Truth be told, he’s the guy who built the Roman Empire.  This was a guy with clout.  He wasn’t just called Caesar Augustus, after all.  He had title after title after title.   He was the Pontifex Maximus, the high priest of Rome.  He was the Pater Patrie, the father of his country.  He was the Princeps, the citizen above all other citizens.  He had the resume of all resumes, and was the ne plus ultra of potential party guests.  
But neither of these two gets an invite to the party.   He’s just mentioned for the same reason that Quirinius is mentioned.   Luke, being the good historian that he was, needed to tell us roughly when this whole thing happened.   He’s just saying:  Remember when that guy was around?  And that other guy?  Well, while you were paying attention to them, something really important happened then that you might have missed.
So who is important to Luke as he tells this story?  Who are the ones worthy to receive the news about the Christ child?  Are they the leaders and the ruling class of society?  No.   Are they the religious leaders, the rabbis and the priests and the desert ascetics?  Nope.   It’s the shepherds.
Now for us, shepherds might seem like honest, down to earth folk.  We conjure up images from Christmas pageants past, of kids in repurposed bathrobes, of bucolic rolling fields speckled with fluffy sheeplings.  But in the ancient world, shepherds weren’t considered worth bothering with.  They were the dregs of the dregs, inhabiting the lowest possible rung on the first century social ladder.
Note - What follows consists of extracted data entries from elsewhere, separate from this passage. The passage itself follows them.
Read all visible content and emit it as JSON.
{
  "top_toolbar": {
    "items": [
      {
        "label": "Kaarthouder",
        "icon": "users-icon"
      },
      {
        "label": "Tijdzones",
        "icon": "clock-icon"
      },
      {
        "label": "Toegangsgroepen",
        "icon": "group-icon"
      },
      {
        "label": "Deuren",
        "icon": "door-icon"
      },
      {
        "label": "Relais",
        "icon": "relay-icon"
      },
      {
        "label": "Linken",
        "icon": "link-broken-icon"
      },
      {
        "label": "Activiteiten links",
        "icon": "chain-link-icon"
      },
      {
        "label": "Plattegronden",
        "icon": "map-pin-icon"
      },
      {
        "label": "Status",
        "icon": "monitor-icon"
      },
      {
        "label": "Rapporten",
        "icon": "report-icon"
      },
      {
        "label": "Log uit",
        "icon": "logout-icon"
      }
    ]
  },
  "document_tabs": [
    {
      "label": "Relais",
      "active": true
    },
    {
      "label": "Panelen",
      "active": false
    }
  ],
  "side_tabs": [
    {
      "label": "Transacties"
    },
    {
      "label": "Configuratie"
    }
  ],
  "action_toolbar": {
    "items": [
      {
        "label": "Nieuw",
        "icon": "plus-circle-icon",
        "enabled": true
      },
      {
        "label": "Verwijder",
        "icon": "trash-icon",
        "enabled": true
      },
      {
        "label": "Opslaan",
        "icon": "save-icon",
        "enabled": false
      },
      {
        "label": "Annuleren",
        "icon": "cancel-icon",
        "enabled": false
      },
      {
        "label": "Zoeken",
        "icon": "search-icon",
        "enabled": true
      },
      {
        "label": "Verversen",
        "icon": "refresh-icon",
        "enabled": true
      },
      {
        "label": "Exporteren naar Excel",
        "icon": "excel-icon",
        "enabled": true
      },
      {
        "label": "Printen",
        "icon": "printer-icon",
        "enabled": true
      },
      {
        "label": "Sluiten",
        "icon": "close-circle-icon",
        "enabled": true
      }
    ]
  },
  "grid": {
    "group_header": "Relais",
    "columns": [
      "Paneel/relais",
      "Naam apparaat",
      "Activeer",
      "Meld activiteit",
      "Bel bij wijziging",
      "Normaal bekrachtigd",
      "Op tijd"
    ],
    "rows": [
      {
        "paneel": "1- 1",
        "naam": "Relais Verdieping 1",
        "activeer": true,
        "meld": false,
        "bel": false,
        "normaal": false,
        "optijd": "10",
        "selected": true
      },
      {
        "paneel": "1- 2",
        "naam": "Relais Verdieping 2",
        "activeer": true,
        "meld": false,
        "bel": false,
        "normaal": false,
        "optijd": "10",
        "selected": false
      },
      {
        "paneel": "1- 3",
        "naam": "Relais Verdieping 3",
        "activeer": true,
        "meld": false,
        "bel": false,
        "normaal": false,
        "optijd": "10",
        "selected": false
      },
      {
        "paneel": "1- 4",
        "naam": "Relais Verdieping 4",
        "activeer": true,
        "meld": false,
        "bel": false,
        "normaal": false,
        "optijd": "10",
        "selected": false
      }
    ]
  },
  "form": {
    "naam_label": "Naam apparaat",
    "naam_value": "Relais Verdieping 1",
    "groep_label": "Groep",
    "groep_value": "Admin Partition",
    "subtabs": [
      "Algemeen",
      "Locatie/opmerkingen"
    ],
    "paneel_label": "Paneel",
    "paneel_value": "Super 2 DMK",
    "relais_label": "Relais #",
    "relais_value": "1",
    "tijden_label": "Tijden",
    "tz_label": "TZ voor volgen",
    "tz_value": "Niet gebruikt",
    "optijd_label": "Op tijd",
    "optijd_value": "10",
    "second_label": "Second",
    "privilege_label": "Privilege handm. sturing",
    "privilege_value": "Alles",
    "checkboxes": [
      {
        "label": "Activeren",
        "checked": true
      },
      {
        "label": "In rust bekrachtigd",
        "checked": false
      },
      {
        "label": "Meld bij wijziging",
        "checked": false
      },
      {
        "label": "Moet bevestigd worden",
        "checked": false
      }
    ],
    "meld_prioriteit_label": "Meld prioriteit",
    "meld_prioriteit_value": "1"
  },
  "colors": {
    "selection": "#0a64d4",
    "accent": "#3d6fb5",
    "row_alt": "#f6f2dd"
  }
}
They were lower than telemarketers.  Lower than spammers.  They were at about the same level as lobbyists, only they smelled slightly more like sheep.  Slightly.
Yet according to Luke, when the skies over Nazareth lit up like a Spielberg Special Effects Spectacular, who got to see it?   Shepherds.  When an invitation was extended to visit the bedside of the Christ Child, who got invited to be there?  Shepherds.  
By sending this message to the ones gathered in the fields, God shows us who is invited, and who is valued.  
In verse 14, the traditional and beautiful King James Version has the angels proclaiming:  “Glory to God in the Highest, and on earth peace, goodwill towards men.”   But if you go back and read what was originally written in Luke, the last part of that beautiful passage is more accurately translated as on earth “peace to those he favors.”   This is a proclamation of peace and joy for those in whom--here’s another way to say it---”for those in whom God delights.”
So who are those people?  In whom does God delight?   Not the ones with social influence or power.  Credentials, titles, and any other form of earthly status mean nothing to God.    God leaves the places of power, and goes out into the fields to find those for whom Jesus is actually good news.  They are the lowly.  The poor.  The weak.  The meek.  
Christ is there, a gift and a promise, waiting for those who are rejected, who are broken, who are lost.  Christ is there, a gift for those who find themselves outside of the circles of power, out beyond, out in the fields.
To those fields, the invitation has been sent.  The party has been prepared.  It’s a humble little gathering, to which we are all invited.   
Let’s accept that with rejoicing.  Let it be so, for you and for me,  AMEN.